Nepal tops all on number of cooperatives
KATHMANDU: Nepal has more cooperatives than its neighbors and any developed countries in the world.
The country has unexpectedly high number of cooperatives given its population and size of the economy, said Shashi Kumar Lamsal, Deputy Registrar of the Department of Cooperatives (DoC).
The United States of America (USA), the biggest economy in the world, has about 5684 cooperatives by the end of 2017. About 112.6 million people are involved in those cooperatives. Similarly, India has 2,705 cooperatives catering services to 20 million people and Bangladesh has only 888 cooperatives that involve 547,000 people.
Australia and Canada have even less cooperatives with 79 and 567 respectively. 4.2 million people are associated with cooperatives in Australia and 102 million in Canada.
But Nepal has more than 34,000 cooperatives with 6.5 million members.
Bangladesh has 165 million people while Nepal has only 29.96 million. It shows that Nepal is the country with highest per capita cooperative institutions. Nepal has considered cooperaives as the third pillar of the economy along with the public sector and private sector.
Cooperatives activists and experts are demanding the merger of the cooperatives in Nepal.
Minister for Land
Management, Cooperatives and Poverty Alleviation Padma Kumari Aryal has suggested that in the initial years, the operators and board members of the cooperatives should voluntarily go for merger with another institution with similar objectives, coverage area and member base.
She suggested to bring down the number of cooperatives to one third of the existing numbers, about 10,000-12,000.

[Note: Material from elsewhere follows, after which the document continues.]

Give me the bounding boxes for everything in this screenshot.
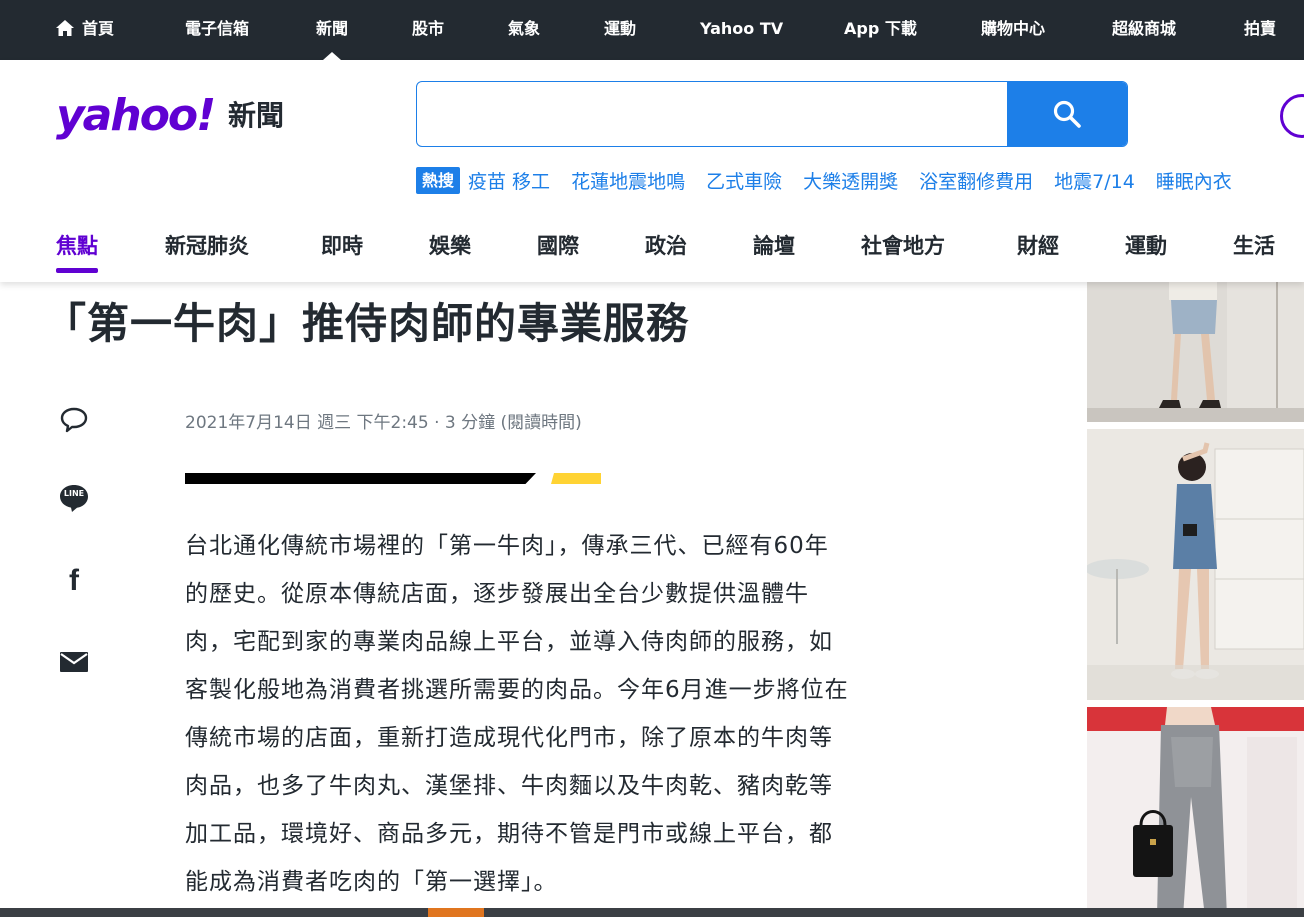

The National Planning Commission (NPC) has said in its current five-year Periodic Plan that the investment contribution of cooperatives to the economy should be increased to 5.4 per cent.
The plan mentions that in order to achieve 9.6 per cent growth rate the country should invest about Rs. 9229 billion in the next five years and the cooperatives sector should contribute Rs. 496.8 billion.
“Therefore, merger and creation of more powerful and transparent cooperatives should be the government policy,” said Lamsal. The Cooperatives Bylaws 2075 maintains that the cooperatives that have the same working area and nature of work can go for the merger.
But, cooperatives that were registered before 15 May 1992 in the name of Sajha cannot go for merger without approval from the ministry.